As usual, astrotard Bob likes to simplify things to make it seem like his side good, other side bad. To be fair, a lot of this went around in the past few years when a few Chipman-friendly publications drew conclusions based on the "donor vs. recipient" state data, measuring how much each state contributes to the federal government against how much they receive for all programs. The way it's sold is that the following eight states contribute: New York, New Jersey, Massachusetts, California, Connecticut, Minnesota, Colorado, and Utah(!). The rest draw more from the government than they contribute.
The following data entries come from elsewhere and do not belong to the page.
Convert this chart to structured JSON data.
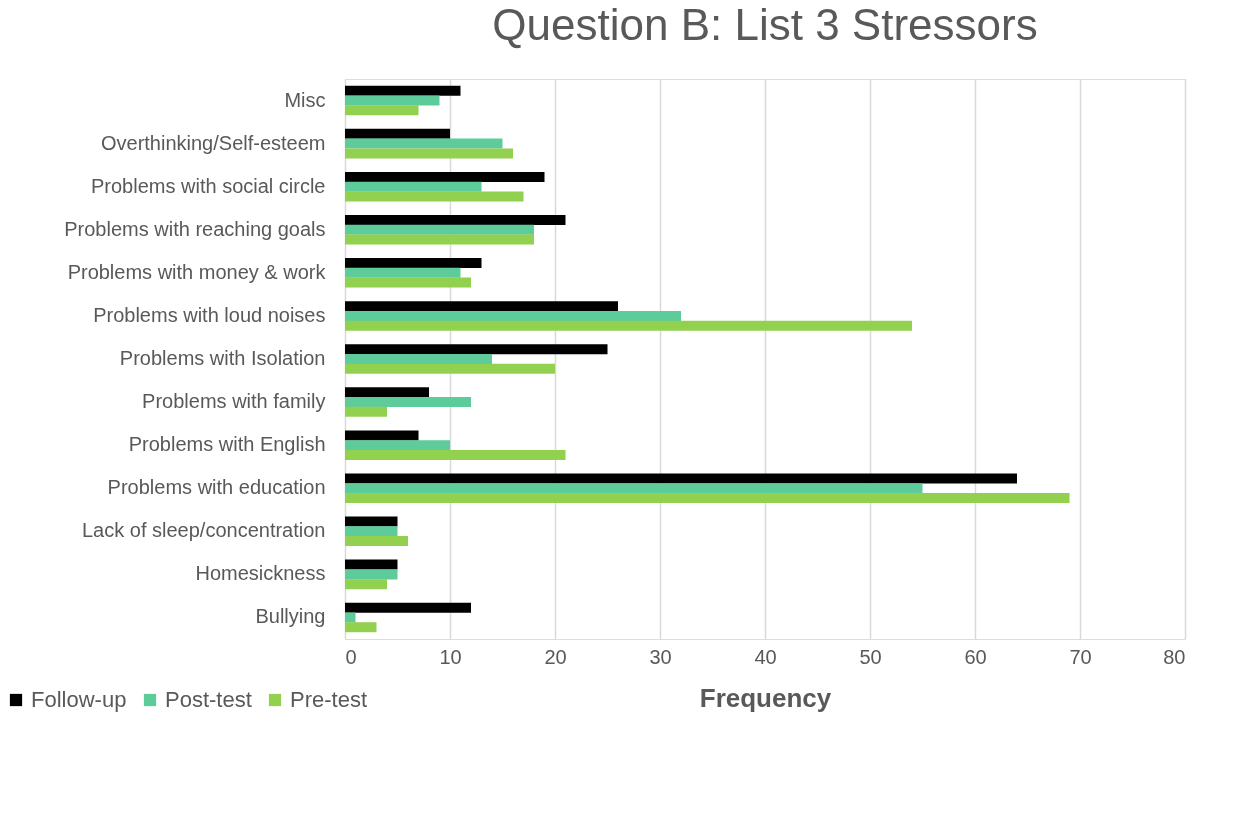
{
  "chart_data": {
    "type": "bar",
    "orientation": "horizontal",
    "title": "Question B: List 3 Stressors",
    "xlabel": "Frequency",
    "categories": [
      "Misc",
      "Overthinking/Self-esteem",
      "Problems with social circle",
      "Problems with reaching goals",
      "Problems with money & work",
      "Problems with loud noises",
      "Problems with Isolation",
      "Problems with family",
      "Problems with English",
      "Problems with education",
      "Lack of sleep/concentration",
      "Homesickness",
      "Bullying"
    ],
    "series": [
      {
        "name": "Follow-up",
        "color": "#000000",
        "values": [
          11,
          10,
          19,
          21,
          13,
          26,
          25,
          8,
          7,
          64,
          5,
          5,
          12
        ]
      },
      {
        "name": "Post-test",
        "color": "#5ecb9b",
        "values": [
          9,
          15,
          13,
          18,
          11,
          32,
          14,
          12,
          10,
          55,
          5,
          5,
          1
        ]
      },
      {
        "name": "Pre-test",
        "color": "#92d050",
        "values": [
          7,
          16,
          17,
          18,
          12,
          54,
          20,
          4,
          21,
          69,
          6,
          4,
          3
        ]
      }
    ],
    "xlim": [
      0,
      80
    ],
    "xticks": [
      0,
      10,
      20,
      30,
      40,
      50,
      60,
      70,
      80
    ],
    "grid": "x",
    "legend": "bottom"
  }
}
Subsequently, Bob types examined this and tried to explain why these predominantly blue states were carrying the nation on their backs. Plenty of theories, such as union membership, education - anything that framed these states as intellectually superior (minus Utah, because gross, red state) were and still are popular.
It turns out the answer is a lot simpler than that, and it's not popular because it doesn't make these blue states the heroes they think they are. Compare that list against the states with highest median housing prices:
Hawaii ($615,300)
California ($505,000)
Massachusetts ($381,600)
Colorado ($343,300)
Washington ($339,000)
New Jersey ($335,600)
Maryland ($314,800)
New York ($313,700)
Oregon ($312,200)
Utah ($279,100)
See some overlap? Matches fairly consistently with with cost of living, too. See, what happens is that these states pay higher salaries due to higher housing costs and cost of living. Higher salaries mean greater tax revenue because progressive taxation means the federal government takes a bigger cut of those earnings - hence, "donors."
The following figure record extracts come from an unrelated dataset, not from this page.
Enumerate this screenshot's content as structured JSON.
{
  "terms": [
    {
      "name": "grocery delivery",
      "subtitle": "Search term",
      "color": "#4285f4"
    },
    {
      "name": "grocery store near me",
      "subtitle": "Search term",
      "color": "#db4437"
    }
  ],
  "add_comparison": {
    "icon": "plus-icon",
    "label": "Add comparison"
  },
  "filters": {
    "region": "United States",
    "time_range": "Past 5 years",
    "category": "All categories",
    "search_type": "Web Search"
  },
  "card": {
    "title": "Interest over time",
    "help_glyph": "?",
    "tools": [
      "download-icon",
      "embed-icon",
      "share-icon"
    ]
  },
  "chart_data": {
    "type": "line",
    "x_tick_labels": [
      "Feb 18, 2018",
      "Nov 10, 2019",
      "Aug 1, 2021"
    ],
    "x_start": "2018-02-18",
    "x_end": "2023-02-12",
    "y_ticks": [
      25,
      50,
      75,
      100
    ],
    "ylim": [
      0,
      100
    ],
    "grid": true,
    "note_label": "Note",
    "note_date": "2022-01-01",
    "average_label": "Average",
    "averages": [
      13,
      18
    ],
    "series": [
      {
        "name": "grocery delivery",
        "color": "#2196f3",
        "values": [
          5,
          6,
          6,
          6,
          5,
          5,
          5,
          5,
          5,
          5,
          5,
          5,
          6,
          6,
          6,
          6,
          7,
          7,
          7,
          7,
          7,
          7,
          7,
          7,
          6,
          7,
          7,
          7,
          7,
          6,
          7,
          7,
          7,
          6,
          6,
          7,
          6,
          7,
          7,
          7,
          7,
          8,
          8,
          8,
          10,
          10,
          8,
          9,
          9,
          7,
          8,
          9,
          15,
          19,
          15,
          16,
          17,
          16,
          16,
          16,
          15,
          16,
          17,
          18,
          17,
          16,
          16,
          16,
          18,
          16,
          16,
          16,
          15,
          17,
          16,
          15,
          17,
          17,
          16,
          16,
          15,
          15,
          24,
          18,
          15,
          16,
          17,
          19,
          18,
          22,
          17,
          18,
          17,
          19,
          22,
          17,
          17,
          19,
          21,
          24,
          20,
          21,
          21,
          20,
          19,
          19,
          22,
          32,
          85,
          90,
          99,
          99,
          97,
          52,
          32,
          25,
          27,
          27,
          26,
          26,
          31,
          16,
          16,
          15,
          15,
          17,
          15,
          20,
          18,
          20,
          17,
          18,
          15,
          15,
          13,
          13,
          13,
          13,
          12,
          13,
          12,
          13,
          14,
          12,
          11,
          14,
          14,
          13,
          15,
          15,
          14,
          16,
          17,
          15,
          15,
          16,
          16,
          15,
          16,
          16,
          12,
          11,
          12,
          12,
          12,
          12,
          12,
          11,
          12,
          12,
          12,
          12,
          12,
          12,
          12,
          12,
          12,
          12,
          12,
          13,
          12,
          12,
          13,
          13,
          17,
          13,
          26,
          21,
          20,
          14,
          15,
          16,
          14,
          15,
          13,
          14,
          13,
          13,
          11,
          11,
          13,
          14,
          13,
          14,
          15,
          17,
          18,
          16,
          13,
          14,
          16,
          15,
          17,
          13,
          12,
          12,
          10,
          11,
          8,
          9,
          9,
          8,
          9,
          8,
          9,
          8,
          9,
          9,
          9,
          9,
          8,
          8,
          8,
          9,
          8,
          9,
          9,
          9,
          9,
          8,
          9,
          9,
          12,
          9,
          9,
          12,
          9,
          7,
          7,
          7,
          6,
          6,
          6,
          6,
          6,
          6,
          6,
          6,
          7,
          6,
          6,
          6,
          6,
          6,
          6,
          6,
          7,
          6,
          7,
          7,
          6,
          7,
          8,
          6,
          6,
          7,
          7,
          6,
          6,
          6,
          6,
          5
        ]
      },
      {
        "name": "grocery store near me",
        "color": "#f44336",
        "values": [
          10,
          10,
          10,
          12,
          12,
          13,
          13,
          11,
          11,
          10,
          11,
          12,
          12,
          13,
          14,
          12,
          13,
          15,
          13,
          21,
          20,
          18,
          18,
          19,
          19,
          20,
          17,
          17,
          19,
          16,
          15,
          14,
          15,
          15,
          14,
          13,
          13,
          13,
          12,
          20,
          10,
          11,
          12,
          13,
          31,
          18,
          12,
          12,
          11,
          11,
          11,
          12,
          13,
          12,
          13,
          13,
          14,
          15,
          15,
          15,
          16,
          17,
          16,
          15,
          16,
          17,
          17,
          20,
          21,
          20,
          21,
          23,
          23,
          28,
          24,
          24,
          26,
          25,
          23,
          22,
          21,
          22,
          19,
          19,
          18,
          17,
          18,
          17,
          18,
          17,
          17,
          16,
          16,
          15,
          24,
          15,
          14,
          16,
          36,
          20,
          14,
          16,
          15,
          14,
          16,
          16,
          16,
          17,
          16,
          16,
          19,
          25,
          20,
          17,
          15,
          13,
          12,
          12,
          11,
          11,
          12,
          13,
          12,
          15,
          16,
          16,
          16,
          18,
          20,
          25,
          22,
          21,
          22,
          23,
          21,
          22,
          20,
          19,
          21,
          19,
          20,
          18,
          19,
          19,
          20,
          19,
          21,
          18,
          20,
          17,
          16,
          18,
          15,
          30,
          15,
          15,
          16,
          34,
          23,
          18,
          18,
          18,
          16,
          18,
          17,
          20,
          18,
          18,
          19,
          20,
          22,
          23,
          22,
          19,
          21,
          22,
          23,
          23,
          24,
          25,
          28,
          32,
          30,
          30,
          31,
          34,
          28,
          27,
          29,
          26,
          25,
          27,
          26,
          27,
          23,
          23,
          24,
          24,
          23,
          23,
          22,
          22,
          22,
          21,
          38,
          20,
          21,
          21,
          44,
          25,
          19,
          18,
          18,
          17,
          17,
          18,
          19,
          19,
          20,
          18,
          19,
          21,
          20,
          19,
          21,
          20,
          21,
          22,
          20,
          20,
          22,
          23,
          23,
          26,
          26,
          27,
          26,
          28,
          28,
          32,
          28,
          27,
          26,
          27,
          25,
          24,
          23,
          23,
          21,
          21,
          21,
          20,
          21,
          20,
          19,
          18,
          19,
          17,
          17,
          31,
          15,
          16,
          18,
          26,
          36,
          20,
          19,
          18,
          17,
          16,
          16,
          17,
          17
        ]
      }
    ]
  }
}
Here's the best part. A lot of people can't afford to RETIRE in these states because of the high cost of living. What do they do? Well, during all their productive, working years, they contributed in those expensive states, but then they RETIRE in "recipient" states. By retiring, they're now collecting benefits in those places, doubling the effect.
7 of 8 of those "donor" states are on the bottom half of percentage of population aged 65 and above. "Superior" means pricing out the elderly.